TikToks from Seattle's ice storm showing people crawling up icy streets on their hands and knees and cars crashing in slow-motion into each other
- TikToks of the Western Washington ice storm have captured the attention of millions on TikTok.
- Videos show parked cars sliding down inclines, people using makeshift pick axes, and people walking their dogs on their hands and knees.
The Pacific Northwest were slammed by a massive winter storm this weekend — and videos of Seattleites managing the aftermath are going viral on TikTok.

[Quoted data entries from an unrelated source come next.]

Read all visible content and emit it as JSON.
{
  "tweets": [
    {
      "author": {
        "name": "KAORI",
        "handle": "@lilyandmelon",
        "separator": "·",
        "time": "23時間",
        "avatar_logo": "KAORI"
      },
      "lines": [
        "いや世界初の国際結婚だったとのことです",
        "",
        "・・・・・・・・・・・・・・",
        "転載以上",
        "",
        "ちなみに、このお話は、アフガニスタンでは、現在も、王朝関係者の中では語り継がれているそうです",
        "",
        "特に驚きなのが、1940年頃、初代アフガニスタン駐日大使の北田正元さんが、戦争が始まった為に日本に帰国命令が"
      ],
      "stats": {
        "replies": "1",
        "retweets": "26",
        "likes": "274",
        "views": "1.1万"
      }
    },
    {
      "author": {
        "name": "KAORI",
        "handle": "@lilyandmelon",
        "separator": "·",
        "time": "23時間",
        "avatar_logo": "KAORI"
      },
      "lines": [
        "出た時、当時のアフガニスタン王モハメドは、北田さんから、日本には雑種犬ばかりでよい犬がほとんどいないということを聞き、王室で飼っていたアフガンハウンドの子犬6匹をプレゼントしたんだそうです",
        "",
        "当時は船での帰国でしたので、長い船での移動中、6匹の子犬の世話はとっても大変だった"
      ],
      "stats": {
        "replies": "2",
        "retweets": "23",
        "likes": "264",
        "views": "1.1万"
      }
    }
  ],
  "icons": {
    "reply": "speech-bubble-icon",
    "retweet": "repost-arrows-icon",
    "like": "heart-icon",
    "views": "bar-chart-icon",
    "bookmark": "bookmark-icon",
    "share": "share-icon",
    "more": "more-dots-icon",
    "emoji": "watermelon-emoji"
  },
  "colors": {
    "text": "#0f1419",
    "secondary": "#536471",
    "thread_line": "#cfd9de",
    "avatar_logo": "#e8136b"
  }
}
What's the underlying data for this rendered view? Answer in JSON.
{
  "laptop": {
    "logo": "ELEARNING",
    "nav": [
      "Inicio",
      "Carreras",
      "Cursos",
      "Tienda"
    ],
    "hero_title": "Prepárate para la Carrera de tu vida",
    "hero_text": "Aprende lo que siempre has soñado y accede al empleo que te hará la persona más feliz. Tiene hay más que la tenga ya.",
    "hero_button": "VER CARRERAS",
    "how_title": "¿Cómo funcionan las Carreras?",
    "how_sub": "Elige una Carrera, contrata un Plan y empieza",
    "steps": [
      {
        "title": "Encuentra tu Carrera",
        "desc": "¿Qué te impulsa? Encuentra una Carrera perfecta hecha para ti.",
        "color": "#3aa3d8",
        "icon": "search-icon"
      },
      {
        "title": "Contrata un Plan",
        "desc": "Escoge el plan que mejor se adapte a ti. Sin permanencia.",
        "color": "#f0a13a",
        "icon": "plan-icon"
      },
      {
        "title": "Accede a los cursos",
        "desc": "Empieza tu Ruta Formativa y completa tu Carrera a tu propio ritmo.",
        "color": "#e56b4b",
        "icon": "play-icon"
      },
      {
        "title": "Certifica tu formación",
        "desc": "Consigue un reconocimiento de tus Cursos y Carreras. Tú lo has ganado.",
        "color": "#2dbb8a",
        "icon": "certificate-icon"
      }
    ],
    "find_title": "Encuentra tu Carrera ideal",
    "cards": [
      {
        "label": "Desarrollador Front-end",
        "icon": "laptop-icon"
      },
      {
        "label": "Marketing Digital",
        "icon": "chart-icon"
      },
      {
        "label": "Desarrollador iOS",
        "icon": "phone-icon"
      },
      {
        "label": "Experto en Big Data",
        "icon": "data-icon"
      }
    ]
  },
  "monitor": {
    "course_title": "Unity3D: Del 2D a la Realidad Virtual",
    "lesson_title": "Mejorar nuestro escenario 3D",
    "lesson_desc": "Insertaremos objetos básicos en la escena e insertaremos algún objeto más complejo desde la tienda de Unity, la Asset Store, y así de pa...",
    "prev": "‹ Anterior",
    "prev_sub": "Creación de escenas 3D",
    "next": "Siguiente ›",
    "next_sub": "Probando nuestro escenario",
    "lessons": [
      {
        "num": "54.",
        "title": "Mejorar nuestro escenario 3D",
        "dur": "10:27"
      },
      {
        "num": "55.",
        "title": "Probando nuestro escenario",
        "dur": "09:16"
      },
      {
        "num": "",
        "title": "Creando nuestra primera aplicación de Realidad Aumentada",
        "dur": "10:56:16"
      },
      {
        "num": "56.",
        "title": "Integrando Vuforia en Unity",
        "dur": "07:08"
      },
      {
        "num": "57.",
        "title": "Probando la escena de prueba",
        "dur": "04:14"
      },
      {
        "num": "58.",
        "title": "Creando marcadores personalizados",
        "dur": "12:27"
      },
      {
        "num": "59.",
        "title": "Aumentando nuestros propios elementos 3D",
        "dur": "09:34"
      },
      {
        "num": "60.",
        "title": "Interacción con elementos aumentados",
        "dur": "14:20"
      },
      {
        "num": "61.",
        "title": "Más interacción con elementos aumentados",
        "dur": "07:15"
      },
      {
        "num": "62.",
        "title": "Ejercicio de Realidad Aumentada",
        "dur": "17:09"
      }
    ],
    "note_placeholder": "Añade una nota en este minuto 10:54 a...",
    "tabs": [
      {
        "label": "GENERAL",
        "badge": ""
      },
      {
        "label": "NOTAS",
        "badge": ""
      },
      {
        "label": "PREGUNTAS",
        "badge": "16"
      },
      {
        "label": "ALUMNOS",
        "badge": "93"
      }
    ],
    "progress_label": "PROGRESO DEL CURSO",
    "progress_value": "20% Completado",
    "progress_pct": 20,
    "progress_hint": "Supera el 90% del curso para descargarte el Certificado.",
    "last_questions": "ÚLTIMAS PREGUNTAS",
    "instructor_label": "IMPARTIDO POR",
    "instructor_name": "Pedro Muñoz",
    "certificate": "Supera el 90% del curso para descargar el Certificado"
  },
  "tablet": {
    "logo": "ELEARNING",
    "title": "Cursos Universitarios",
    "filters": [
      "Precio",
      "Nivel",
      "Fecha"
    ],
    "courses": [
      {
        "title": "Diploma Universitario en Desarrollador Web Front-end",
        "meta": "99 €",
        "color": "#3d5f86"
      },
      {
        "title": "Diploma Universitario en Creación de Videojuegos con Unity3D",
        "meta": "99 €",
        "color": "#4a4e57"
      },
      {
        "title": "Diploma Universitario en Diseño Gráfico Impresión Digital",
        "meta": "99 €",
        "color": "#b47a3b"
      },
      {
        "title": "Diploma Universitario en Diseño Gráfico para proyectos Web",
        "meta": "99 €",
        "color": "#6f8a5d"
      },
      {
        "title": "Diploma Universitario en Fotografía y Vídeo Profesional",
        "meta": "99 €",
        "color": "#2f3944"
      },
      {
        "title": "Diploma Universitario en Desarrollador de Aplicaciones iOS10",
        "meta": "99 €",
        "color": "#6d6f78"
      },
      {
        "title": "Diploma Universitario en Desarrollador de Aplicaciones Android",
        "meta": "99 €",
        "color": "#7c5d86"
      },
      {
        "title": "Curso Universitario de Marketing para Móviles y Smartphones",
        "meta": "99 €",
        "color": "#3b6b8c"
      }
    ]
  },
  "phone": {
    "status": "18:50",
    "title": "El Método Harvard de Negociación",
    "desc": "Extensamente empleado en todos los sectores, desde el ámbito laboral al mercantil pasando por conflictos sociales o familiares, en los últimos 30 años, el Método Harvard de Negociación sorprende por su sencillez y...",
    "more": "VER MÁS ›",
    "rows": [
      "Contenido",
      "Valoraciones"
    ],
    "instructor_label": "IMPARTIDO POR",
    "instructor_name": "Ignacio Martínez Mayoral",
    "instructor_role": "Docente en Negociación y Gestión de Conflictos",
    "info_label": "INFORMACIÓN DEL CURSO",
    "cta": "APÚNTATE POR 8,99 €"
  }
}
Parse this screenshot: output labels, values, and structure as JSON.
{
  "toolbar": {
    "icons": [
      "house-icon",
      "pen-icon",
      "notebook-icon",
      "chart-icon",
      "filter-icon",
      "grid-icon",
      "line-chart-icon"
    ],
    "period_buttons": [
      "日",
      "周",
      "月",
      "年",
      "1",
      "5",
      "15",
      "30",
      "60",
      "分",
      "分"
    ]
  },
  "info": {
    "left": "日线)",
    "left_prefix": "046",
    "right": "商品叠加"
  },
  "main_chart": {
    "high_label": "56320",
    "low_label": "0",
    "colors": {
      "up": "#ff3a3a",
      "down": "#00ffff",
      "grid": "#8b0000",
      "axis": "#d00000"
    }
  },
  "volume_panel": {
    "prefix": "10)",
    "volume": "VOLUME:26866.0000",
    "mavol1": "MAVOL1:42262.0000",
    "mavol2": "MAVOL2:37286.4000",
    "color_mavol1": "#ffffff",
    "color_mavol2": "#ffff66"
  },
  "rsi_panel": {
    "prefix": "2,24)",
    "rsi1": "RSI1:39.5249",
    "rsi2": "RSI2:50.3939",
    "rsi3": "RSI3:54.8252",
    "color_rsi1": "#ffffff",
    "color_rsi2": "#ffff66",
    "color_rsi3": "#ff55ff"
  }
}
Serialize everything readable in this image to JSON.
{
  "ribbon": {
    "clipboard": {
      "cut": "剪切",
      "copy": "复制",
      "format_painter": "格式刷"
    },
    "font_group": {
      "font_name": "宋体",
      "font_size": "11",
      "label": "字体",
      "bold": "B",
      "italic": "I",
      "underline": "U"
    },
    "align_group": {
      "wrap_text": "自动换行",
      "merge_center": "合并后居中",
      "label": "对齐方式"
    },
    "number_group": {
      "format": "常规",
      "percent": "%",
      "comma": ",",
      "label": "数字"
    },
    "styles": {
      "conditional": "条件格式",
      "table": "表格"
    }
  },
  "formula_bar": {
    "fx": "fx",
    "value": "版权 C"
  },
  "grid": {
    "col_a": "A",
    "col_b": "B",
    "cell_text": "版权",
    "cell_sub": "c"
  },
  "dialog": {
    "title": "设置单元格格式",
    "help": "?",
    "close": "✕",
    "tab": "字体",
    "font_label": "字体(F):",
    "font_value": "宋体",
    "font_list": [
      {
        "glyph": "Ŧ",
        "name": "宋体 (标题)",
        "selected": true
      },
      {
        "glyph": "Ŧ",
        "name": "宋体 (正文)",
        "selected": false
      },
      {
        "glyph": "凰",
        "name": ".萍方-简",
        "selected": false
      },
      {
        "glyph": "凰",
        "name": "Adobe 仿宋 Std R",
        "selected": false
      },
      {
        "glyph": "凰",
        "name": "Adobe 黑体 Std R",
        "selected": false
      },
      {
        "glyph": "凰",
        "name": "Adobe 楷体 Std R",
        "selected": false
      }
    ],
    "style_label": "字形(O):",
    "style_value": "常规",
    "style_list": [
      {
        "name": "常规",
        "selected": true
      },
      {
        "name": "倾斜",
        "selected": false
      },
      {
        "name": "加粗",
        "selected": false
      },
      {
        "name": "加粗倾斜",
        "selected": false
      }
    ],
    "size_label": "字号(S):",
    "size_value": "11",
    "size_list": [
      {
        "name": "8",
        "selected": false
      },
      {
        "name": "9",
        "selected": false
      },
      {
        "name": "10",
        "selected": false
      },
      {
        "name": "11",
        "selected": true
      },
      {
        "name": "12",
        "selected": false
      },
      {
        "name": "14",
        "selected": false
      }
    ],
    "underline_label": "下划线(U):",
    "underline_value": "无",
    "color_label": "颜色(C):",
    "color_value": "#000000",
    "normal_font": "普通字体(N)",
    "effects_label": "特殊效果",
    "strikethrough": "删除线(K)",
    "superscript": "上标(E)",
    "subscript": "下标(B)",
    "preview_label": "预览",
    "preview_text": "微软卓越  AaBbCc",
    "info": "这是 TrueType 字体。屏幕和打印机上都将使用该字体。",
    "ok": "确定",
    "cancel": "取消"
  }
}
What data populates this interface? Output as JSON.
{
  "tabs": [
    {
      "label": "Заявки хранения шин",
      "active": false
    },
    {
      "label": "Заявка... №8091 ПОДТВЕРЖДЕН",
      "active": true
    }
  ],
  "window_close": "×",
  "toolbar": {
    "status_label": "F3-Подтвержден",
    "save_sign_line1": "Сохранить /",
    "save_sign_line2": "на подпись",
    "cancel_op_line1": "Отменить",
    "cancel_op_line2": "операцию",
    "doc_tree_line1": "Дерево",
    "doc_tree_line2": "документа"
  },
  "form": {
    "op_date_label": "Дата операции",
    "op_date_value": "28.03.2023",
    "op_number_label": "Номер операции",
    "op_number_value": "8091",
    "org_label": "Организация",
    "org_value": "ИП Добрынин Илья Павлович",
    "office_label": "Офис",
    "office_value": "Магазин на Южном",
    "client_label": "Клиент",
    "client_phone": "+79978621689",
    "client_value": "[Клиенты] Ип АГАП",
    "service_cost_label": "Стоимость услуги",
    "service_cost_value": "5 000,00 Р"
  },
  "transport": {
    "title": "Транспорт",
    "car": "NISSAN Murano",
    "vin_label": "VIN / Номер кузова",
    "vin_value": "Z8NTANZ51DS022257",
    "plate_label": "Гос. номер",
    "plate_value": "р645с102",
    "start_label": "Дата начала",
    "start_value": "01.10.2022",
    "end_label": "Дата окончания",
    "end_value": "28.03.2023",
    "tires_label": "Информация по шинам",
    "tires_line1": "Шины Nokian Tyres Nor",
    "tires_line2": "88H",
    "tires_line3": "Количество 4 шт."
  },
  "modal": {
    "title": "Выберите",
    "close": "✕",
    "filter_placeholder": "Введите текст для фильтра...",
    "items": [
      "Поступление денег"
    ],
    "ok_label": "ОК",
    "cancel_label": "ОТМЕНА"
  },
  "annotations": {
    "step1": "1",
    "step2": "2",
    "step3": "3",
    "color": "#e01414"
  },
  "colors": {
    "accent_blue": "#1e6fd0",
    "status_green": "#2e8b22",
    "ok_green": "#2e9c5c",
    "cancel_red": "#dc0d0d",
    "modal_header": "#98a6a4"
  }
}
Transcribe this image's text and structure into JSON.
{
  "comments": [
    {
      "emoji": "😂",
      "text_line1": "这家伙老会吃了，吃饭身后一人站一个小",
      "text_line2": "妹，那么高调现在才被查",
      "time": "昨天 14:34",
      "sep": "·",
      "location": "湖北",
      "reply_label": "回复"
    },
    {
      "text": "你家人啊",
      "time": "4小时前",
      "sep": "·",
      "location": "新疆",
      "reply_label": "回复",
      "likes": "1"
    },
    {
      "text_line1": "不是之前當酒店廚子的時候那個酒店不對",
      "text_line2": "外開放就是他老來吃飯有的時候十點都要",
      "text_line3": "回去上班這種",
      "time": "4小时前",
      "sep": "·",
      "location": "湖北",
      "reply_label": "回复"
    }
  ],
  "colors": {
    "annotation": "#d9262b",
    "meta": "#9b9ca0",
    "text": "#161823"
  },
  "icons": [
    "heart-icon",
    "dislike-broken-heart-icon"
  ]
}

Over Thursday and Friday, TikTokers ice skated down suburban streets. A December 24 video, viewed 2.7 million times, appears to have compiled different vantage points of the same intersection where parked cars slid down a street and smashed into one another. In another December 24 video, people walk their dog by crawling on their hands and knees.
Some use crampons to traverse the city. Others, like the subject of this December 24 TikTok, crawled on their hands and knees, slowly passing what looks like a multiple-car accident that includes a mail truck, armed with what looks like makeshift ice axes into the ice sheet for traction.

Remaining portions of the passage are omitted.